Der Doktorand David Manzheley (29) veranstaltet mehrmals im Jahr schwule Feten in seiner Wohnung im Stadtzentrum von Brüssel. Er lädt etwa 10 Freunde ein und jeder bringt noch jemanden mit: „Wir reden ein bisschen, wir trinken ein bisschen - wie in einem Café. Der einzige Unterschied ist, dass wir zwischendurch auch Sex haben.“

Jetzt hat die Brüssler Polizei mit großem Aufgebot eine seiner Partys gestürmt: offizielle Begründung: Ruhestörung und Verstoß gegen die Ausgangssperre. Personalien feststellen. Bußgeld. Ende der Party.

Nun, nicht so ganz. Schon die Ausweiskontrolle stieß auf Hindernisse. Die Männer waren ja nackt, konnten sich also schwer ausweisen. Der prominenteste Partygast versuchte gar, über die Dachrinne zu entkommen. Leider hat er sich dabei verletzt, musste sich ergeben und sorgt seither für internationale Schlagzeilen.

Was in Ungarn alle wussten, die es wissen wollten, jetzt weiß es die ganze Welt: Der ungarische Europa-Abgeordnete József Szájer (59) ist schwul. Der Ehemann und Vater einer Tochter zählt zum Urgestein der konservativen Fidesz-Partei. 1988 Gründungsmitglied, dann Fraktionsvorsitzender, Vizepräsident, Europa-Abgeordneter und immer wieder Spezialist in Verfassungsfragen.

Er kämpfte dafür, das Leben von Schulen in Ungarn so unglücklich wie möglich zu machen. Unermüdlich stritt er gegen die Ehe für alle, gegen Gleichberechtigung und Akzeptanz von LGBT.

Dass sich Ungarn zunehmend zu einem minderheitenfeindlichen Autokraten-Staat entwickelt, verdankt es unter anderem Szájer. Er hat maßgeblich an der 2012 in Kraft getretenen Verfassung mitgeschrieben. Dort wurde verankert, dass eine Ehe nur aus einem Mann und einer Frau bestehen kann.

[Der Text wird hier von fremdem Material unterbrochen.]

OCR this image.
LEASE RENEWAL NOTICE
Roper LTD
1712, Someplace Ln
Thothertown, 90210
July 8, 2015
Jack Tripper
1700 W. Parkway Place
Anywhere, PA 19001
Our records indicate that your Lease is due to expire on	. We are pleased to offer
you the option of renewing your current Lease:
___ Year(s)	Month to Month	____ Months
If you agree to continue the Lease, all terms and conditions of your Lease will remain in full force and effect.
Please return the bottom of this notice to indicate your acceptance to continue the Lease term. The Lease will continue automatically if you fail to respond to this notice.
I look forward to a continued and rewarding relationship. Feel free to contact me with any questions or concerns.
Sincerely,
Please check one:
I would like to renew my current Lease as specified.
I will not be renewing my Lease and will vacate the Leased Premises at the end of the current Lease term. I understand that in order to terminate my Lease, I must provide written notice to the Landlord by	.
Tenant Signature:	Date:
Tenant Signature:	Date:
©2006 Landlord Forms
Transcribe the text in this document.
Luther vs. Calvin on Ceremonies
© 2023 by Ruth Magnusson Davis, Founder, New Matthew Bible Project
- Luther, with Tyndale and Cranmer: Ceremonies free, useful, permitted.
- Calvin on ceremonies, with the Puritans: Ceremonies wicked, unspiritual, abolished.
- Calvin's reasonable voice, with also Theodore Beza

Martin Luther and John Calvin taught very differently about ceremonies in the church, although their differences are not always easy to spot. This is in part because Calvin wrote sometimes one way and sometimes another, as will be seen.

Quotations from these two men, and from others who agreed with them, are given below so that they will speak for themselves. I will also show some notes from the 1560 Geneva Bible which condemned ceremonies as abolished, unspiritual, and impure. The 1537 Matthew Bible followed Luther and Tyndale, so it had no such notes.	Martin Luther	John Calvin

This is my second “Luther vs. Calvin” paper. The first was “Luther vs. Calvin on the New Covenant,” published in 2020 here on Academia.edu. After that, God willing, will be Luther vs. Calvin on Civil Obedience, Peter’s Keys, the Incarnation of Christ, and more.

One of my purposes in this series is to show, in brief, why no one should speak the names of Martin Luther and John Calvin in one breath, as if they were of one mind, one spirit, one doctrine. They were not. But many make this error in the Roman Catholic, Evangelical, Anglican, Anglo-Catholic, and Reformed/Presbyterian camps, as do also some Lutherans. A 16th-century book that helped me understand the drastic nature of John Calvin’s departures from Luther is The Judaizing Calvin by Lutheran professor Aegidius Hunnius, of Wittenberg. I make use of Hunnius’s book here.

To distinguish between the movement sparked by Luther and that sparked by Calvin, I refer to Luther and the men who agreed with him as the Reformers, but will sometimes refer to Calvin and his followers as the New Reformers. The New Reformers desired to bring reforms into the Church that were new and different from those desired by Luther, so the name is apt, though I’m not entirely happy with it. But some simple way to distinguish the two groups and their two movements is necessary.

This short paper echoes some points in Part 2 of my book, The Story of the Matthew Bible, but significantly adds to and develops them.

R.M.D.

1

2015 wurden Szájer und sein Kollege Máté Kocsis (39) als schwul geoutet. Kocsis klagte wegen Verleumdung und verlor in 2. Instanz. Es ist also sicher auszuschließen, dass dem ungarischen Ministerpräsidenten Viktor Orbán (57) die sexuellen Interessen seines engen Vertrauten und Parteifreundes unbekannt waren.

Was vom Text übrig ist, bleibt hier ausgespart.